The earlier an individual starts on social media, the greater impact it has on them, especially in young girls. The beauty standard for girls consists of being skinny, but only in certain places, light skin, blue eyes, blonde hair, the list goes on. 

This is  detrimental to girls’ confidence and social media perpetuates this unrealistic beauty standard even more. One of the leading causes of body dysmorphia and other eating disorders is the beauty standard.  A Macquarie University study revealed that even 30 minutes spent on social media apps can make women fixate negatively on weight and appearance.  
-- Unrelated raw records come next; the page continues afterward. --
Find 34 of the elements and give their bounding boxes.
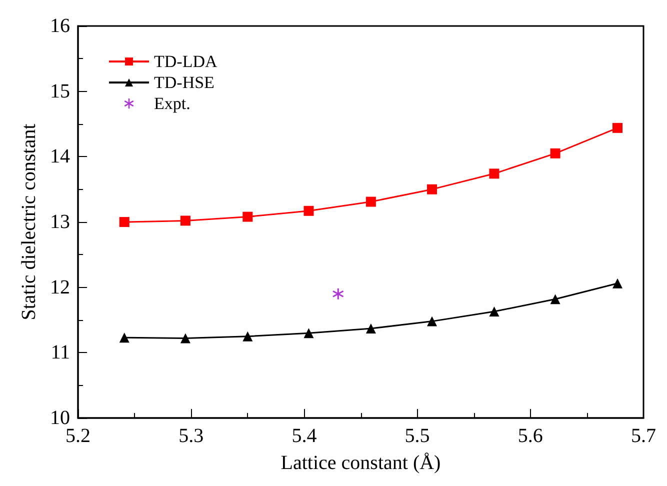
point xyxy=(427,184,438,194)
y-tick-label: 11 xyxy=(50,342,70,364)
point xyxy=(366,196,376,207)
point xyxy=(489,168,500,179)
y-tick-label: 14 xyxy=(50,146,70,168)
point xyxy=(180,333,190,344)
point xyxy=(489,306,500,317)
point xyxy=(304,206,314,216)
y-tick-label: 16 xyxy=(50,15,70,37)
legend-label: TD-HSE xyxy=(154,73,214,92)
x-tick-label: 5.6 xyxy=(518,425,543,447)
x-axis-title: Lattice constant (Å) xyxy=(280,452,441,474)
point xyxy=(304,328,314,338)
point xyxy=(119,217,130,227)
y-tick-label: 13 xyxy=(50,211,70,233)
point xyxy=(550,148,560,158)
y-axis-title: Static dielectric constant xyxy=(18,123,40,320)
x-tick-label: 5.5 xyxy=(404,425,430,447)
x-tick-label: 5.4 xyxy=(292,425,317,447)
point xyxy=(242,212,253,222)
point xyxy=(427,316,438,326)
y-tick-label: 15 xyxy=(50,80,70,102)
x-tick-label: 5.7 xyxy=(631,425,656,447)
point xyxy=(242,331,253,342)
legend-label: Expt. xyxy=(154,94,190,113)
point xyxy=(119,332,130,343)
point xyxy=(550,294,560,304)
x-tick-label: 5.3 xyxy=(178,425,204,447)
legend-label: TD-LDA xyxy=(154,52,218,71)
y-tick-label: 12 xyxy=(50,276,70,298)
point xyxy=(180,216,190,226)
point xyxy=(612,122,622,133)
point xyxy=(366,323,376,334)
point xyxy=(612,278,622,288)
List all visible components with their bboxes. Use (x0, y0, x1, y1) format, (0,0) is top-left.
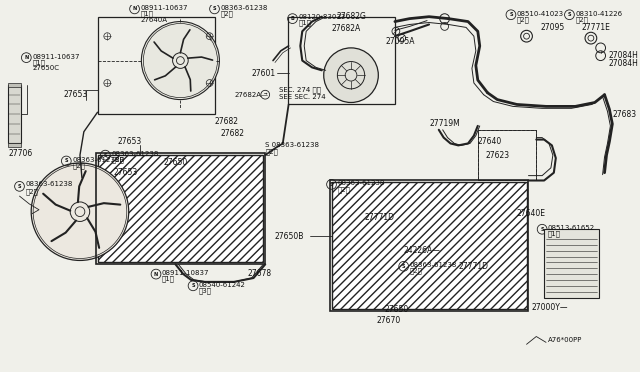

Social media takes a huge chunk of our time daily. Spending 3 hours online takes away from doing something far more valuable that’s good for our well-being such as spending time outside, exercising, participating in art or sports, or spending time with family and friends.

Another danger of social media would be cyberbullying. Kids will say things that they would never say to your face in one hundred years online. According to a study done by the Pew Research Center 59% of US teens have been bullied or harassed online, and a similar share say it’s a major problem for people their age.  

 I would be a hypocrite if I said I have never used or enjoyed social media. There are some pros to social media. Keeping in touch with friends and family, speeding up communication, and being a creative outlet are just a few benefits, but they do not outweigh the costs. 

Two weeks ago, I decided to take a break from social media, which includes Snapchat, Instagram and Tik Tok. As any normal teenager would be, I wasn’t used to waking up and not mindlessly scrolling through Tik Tok. It was weird at first, but in these two weeks, I have noticed a significant change in my life. 

I have noticed that I’m living more in the moment, I’m not so sucked into my phone like I was before. I’m not saying I don’t miss seeing what my friends are up to on their Snapchat stories or what the latest Tik Tok trend is, but I do see myself happier without social media. 

Social media is not healthy for teenagers and especially not for an 8-year-old girl. That image of the “perfect appearance” I strived to be shouldn’t be in any young person’s mind. I’m left wondering: Is social media for teens really worth it?